The route and formation of the line between Mount Surprise and Forsayth, with its steep gradients and sharp curves and accompanying lack of earthworks, along with the relative lack of steel, stone or brick bridge piers and abutments, demonstrates the nature of a railway line that was built as economically as possible. The section of the railway over the Newcastle Range and through the Delaney Gorge, although it has more earthworks and stone cuttings than any other section of the railway, also demonstrates a cheap form of railway construction, due to its sharp curves and steep gradients.

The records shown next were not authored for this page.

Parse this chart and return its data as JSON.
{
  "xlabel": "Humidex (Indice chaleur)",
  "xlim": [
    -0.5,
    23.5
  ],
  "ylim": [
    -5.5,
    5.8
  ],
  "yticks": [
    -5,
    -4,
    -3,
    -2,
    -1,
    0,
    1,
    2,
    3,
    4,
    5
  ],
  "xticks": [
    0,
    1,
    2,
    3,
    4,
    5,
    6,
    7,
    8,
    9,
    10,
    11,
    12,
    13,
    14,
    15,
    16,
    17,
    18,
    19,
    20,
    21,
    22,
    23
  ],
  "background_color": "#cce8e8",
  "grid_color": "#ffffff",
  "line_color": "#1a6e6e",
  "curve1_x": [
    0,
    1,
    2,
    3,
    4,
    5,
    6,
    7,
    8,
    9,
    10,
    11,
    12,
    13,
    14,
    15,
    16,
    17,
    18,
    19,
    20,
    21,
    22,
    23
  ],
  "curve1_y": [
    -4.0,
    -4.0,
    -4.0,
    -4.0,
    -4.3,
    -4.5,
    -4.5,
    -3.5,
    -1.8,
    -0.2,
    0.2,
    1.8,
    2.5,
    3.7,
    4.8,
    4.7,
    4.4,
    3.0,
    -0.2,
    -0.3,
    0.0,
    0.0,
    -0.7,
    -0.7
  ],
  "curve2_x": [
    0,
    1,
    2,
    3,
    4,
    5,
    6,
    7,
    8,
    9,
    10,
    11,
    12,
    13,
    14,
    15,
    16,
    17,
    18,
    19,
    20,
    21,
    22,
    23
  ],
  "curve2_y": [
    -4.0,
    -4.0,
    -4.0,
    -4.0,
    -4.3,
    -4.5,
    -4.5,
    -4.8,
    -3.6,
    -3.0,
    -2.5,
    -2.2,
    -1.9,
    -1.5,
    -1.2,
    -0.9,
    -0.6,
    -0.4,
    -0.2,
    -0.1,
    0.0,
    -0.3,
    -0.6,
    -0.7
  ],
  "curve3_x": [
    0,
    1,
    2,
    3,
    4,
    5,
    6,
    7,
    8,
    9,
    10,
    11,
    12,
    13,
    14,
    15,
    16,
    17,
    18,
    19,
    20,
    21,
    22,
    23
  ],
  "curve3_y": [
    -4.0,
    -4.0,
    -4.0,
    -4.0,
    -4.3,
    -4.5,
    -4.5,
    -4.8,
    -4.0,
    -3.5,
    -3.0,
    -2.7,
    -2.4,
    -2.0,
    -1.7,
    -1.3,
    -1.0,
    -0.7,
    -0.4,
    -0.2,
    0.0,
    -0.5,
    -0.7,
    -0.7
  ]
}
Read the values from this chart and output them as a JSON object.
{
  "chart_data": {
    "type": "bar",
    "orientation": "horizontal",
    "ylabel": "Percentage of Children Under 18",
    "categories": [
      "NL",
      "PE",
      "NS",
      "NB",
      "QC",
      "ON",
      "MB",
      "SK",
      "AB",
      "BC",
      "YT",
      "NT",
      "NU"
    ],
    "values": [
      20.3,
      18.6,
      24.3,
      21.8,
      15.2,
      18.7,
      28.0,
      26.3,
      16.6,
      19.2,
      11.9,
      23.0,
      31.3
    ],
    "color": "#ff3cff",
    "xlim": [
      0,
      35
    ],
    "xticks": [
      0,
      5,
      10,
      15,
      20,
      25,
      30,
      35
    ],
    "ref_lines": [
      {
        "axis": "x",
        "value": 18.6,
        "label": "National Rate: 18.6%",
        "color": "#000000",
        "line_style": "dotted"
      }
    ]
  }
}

The Mount Surprise station complex has the most intact group of railway buildings, and its station building, goods shed, small timber shed and water tank are all intact examples of their type. Other elements, such as two railway houses, a trolley shed, sandbox, sidings, turning fork and signals and points levers all contribute to an understanding of how a rural railway station functioned. The shower under the water tank illustrates the past lifestyle of railway workers.

The place has a special association with the life or work of a particular person, group or organisation of importance in Queensland's history.

The Etheridge Railway was an essential element of the business empire of John Moffat and the Chillagoe Company. Between 1880 and 1914 much of the economic activity of North Queensland was driven by the railways and mining towns created by Moffat's enterprises.